Gateway access logs have a prominent characteristic: the volume of log data is proportional to the volume of business requests: the more requests, the more logs.
Online businesses typically exhibit periodic patterns in request volume. For instance, food delivery platforms tend to experience high traffic during mealtimes, while video sites experience peaks during after-work hours.
This presents a significant challenge for log storage systems, and ensuring that the system can function adequately during traffic peaks is a crucial skill for every ElasticSearch administrator.
A message queue is the best tool for balancing traffic. Introducing a message queue between the gateway and the storage system to provide a log buffer will significantly reduce the pressure on the storage system during peak traffic periods.
For this purpose, APISIX provides kafka-logger, which delivers access logs to Kafka servers, avoiding direct impact on log storage.
In recent years, the concept of [SaaS (Software as a service)] (https://en.wikipedia.org/wiki/Software_as_a_service) has gradually become popular, favored by many small and medium-sized enterprises for its shallow entry threshold and pay-as-you-go pricing model. In the field of log analysis, many SaaS products have emerged, and loggly has become a leader with its rich sources of logs and analysis capabilities.
Against this backdrop, the active APISIX community has developed out-of-the-box Loggly plugins, which only require configuring the credential information to directly send APISIX access logs to the Loggly service, making it highly convenient to use.
The plugins introduced above are all used to collect access logs. However, there is another type of log in APISIX, namely the error log (
error.log), which is critical for diagnosing gateway malfunctions.
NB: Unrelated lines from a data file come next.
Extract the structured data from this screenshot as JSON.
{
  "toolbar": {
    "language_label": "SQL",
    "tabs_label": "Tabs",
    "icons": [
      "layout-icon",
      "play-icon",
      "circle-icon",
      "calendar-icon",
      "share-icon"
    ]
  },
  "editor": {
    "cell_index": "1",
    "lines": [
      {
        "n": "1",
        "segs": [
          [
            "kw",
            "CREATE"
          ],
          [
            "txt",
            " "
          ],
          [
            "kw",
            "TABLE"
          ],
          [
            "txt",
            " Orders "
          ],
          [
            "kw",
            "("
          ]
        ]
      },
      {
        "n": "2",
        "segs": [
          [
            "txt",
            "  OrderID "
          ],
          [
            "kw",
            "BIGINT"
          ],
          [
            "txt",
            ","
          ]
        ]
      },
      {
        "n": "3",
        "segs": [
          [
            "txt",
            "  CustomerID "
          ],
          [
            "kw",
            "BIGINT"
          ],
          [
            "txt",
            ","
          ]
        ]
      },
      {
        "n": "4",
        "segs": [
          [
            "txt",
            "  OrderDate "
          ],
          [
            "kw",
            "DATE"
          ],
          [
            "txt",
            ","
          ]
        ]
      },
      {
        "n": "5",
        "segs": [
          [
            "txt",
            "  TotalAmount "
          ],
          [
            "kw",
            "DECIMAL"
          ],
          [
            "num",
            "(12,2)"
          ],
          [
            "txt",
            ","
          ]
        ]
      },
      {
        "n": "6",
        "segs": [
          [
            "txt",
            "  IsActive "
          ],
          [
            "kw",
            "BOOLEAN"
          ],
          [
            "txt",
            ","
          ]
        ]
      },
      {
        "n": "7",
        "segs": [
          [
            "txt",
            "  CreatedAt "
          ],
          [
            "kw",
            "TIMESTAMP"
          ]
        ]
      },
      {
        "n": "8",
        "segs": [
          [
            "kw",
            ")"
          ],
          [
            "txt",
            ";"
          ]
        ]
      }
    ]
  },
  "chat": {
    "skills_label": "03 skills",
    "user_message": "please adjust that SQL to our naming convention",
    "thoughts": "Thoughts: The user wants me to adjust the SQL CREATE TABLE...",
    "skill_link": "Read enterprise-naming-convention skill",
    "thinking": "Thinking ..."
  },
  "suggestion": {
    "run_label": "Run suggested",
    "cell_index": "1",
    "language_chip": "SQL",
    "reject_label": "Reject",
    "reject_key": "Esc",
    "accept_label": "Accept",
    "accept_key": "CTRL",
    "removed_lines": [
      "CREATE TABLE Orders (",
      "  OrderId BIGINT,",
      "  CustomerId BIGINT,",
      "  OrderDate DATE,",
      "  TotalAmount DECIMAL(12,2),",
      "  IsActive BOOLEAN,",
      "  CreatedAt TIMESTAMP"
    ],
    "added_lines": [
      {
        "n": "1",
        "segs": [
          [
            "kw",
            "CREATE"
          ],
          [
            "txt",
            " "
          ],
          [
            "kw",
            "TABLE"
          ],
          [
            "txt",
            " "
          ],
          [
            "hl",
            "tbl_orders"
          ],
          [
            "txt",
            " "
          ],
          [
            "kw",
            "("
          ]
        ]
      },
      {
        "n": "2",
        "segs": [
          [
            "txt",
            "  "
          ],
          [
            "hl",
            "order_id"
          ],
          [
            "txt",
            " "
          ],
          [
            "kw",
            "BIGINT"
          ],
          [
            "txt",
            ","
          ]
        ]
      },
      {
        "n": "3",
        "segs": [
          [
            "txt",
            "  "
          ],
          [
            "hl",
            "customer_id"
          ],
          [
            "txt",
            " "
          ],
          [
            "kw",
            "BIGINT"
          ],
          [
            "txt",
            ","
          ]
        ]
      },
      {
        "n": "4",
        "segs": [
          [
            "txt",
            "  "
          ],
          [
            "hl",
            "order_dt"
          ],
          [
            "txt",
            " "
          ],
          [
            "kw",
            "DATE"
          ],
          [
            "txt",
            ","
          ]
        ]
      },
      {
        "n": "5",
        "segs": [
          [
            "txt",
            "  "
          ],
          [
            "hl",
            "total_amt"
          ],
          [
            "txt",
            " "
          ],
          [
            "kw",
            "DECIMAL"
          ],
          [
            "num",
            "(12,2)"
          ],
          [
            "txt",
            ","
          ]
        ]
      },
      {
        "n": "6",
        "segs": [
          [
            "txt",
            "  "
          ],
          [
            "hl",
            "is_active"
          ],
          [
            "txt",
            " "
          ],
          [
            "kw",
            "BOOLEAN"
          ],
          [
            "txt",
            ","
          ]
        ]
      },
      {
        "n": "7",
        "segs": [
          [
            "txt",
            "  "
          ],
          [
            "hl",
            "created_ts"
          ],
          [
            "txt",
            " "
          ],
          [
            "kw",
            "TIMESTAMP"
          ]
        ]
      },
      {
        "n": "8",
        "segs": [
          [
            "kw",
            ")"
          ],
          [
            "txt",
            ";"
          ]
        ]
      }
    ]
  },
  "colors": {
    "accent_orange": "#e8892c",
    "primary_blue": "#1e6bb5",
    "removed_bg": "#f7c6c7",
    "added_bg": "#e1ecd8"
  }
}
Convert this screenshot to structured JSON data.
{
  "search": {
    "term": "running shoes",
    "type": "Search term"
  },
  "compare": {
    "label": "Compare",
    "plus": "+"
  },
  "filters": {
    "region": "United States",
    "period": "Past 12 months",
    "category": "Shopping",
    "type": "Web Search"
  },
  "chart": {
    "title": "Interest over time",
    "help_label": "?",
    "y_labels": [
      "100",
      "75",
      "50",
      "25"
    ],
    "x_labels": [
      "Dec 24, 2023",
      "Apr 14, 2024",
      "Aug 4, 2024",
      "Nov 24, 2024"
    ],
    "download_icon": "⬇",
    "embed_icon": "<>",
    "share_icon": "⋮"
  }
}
Therefore, APISIX provides the error-log-logger to send error logs to a remote server for storage and analysis. In practice, the logging level configuration of APISIX can be used to print more debug or info-level logs, which contain more detailed gateway operation status logs. By using these logs, we could locate most problems.
The gateway logs contain an enormous value, and we can see from the abundant log plugins in the Apache APISIX project that the enterprise users in the community recognize the value of gateway logs. In addition, these plugins further reduce the cost of setting up a log system for new users.
Fuethermore, APISIX has two other types of observability plugins:
tracing. Combined with log plugins, they will further enhance the observability of the gateway and help build system stability.